HOMÉLIE DU PAPE JEAN-PAUL II

25 mars 1979

 

1. Aujourd'hui, le Pape vient visiter la paroisse dont l'église porte le nom de Sainte-Croix-de-Jérusalem et fait partie des Stations quadragésimales. Nous pouvons, grâce à ce fait, nous référer aux traditions du Carême à Rome. Ces traditions, auxquelles participait indirectement toute l'Eglise catholique, étaient liées à différents sanctuaires de la Rome antique où les fidèles, le clergé et les évêques se réunissaient chacun des jours du Carême. Par esprit de pénitence, ils visitaient les lieux sanctifiés par le sang des martyrs et par les prières du Peuple de Dieu. Précisément le quatrième dimanche du Carême, la Station quadragésimale était célébrée ici, dans le sanctuaire où nous nous trouvons en ce moment. Les circonstances de la vie contemporaine, le grand développement territorial de Rome font que pendant le Carême on visite plutôt les paroisses situées dans les nouveaux quartiers de la ville.

La liturgie dominicale de ce jour commence par le mot: "Laetare! — Réjouis-toi! — c'est-à-dire par une invitation à la joie spirituelle. Je me réjouis également parce que ce dimanche il m'est donné de venir en un lieu sanctifié par la tradition de très nombreuses générations; de me trouver dans le sanctuaire de la Sainte Croix qui, aujourd'hui, est en même temps Station quadragésimale et votre église paroissiale.

2. Je viens ici pour adorer en esprit, avec vous, le mystère de la Croix du Seigneur. l'Entretien de Jésus avec Nicodème que nous trouvons dans l'Evangile de ce jour nous oriente vers ce mystère. Jésus a devant lui un scribe, versé dans les Saintes Ecritures, un membre du Sanhédrin et, en même temps, un homme de bonne volonté. C'est pourquoi il décide de l'initier au mystère de la Croix. Il lui rappelle donc, pour commencer, que durant la marche de 40 années qui mena le peuple d'Israël de l'Egypte à la Terre Promise, Moïse éleva le serpent d'airain au désert. Or, si l'un des serpents du désert mordait un homme et que celui-ci regardait vers le serpent d'airain, il vivait ! (Nombres, 21, 6-9). Le signe qu'était le serpent d'airain annonçait une autre élévation : "Ainsi faut-il que soit élevé le Fils de l'homme — dit Jésus qui parle ici de son érection sur la Croix — afin que tout homme qui croit ait par lui la vie éternelle'' (Jn 3, 14-15). La Croix : non plus le signe annonciateur, mais la réalité même du salut!

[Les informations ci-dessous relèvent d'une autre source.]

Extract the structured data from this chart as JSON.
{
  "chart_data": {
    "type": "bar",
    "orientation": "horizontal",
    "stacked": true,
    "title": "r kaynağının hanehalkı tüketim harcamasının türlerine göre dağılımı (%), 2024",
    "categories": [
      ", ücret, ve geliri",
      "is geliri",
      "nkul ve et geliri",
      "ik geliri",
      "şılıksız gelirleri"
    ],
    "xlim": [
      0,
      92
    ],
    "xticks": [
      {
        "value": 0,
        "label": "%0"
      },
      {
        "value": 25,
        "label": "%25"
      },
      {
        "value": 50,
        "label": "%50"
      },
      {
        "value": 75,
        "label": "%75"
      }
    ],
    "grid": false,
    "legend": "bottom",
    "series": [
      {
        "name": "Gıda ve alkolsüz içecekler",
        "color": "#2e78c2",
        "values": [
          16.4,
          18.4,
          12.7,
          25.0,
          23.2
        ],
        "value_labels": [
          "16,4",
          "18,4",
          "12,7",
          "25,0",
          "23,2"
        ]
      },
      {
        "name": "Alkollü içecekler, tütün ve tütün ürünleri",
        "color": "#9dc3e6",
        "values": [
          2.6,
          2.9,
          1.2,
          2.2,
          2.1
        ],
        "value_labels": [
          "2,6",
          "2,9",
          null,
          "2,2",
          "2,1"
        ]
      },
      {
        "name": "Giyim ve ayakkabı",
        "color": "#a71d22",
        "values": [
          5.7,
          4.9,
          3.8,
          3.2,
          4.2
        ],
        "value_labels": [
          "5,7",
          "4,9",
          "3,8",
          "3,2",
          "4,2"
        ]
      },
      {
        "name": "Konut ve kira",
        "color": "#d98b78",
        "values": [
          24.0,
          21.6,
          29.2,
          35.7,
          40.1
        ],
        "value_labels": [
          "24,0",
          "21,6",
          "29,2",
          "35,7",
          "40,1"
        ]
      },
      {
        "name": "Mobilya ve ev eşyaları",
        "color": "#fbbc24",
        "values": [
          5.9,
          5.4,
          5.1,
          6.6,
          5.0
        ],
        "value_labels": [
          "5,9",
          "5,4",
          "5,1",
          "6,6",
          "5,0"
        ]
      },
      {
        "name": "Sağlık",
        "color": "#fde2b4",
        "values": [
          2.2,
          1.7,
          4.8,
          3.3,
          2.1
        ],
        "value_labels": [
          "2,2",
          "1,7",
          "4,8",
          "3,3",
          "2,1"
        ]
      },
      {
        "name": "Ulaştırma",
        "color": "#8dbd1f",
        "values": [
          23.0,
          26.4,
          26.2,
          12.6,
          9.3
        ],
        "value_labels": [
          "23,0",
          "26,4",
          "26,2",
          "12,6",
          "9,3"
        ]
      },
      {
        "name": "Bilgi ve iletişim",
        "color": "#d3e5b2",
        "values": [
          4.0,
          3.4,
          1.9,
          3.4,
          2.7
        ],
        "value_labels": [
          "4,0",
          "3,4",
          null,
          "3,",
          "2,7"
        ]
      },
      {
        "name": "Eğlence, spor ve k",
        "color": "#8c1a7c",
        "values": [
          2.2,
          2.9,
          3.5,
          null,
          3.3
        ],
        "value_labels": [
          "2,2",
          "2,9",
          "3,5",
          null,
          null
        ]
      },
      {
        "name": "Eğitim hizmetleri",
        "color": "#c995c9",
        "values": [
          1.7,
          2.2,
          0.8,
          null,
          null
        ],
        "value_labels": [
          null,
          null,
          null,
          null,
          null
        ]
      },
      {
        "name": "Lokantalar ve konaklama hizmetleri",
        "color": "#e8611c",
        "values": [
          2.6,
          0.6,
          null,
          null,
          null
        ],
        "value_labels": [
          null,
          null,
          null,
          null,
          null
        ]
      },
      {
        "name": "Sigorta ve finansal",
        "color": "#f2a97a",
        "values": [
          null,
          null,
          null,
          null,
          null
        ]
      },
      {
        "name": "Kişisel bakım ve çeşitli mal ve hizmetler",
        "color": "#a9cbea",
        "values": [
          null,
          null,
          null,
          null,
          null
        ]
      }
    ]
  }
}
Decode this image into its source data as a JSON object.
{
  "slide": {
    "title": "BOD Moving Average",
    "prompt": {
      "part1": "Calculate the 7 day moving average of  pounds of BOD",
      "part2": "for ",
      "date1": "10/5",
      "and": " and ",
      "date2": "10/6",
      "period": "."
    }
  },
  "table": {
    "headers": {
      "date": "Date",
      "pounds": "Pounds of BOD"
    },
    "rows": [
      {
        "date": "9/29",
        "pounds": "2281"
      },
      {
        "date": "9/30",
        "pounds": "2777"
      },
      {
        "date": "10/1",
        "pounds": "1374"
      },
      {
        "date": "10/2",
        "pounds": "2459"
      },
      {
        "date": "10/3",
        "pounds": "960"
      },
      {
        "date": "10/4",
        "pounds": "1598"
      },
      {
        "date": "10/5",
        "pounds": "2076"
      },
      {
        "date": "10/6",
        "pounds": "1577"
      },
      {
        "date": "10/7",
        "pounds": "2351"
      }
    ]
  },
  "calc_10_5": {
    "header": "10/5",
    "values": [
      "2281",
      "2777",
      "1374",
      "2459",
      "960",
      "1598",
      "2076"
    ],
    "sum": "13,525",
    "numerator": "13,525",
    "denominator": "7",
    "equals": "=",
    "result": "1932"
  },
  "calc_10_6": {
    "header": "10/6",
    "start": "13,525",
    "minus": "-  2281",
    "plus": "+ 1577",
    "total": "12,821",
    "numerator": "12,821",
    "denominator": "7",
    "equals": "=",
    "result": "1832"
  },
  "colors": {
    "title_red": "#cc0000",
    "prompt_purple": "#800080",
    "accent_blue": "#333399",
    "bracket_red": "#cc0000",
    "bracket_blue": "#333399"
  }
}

Et voilà que Jésus explique à fond le sens de la Croix à son interlocuteur, stupéfait mais en même temps prêt à écouter et à poursuivre l'entretien : "Oui, dit Jésus, Dieu a tant aimé le monde qu'il a donné son Fils unique pour que tout homme qui croit en lui ne périsse pas mais ait la vie éternelle" (Jn 3, 16).

La Croix est une nouvelle révélation de Dieu. C'est la révélation définitive. Sur le chemin de la pensée humaine vers Dieu, sur la voie de la compréhension de Dieu s'opère un renversement radical. Nicodème, l'homme honnête et noble, en même temps disciple et connaisseur de l'ancien Testament, dut éprouver une grande secousse intérieure. Pour Israël, Dieu était surtout Majesté et Justice. Il voyait en lui un juge qui récompense et punit. Le Dieu dont parle Jésus est un Dieu qui n'a pas envoyé son Fils "pour condamner le monde, mais pour que le monde soit sauvé par lui" (Jn 3, 17). Il est un Dieu de l'Amour, le Père qui ne recule pas devant le sacrifice de son Fils pour sauver l'homme".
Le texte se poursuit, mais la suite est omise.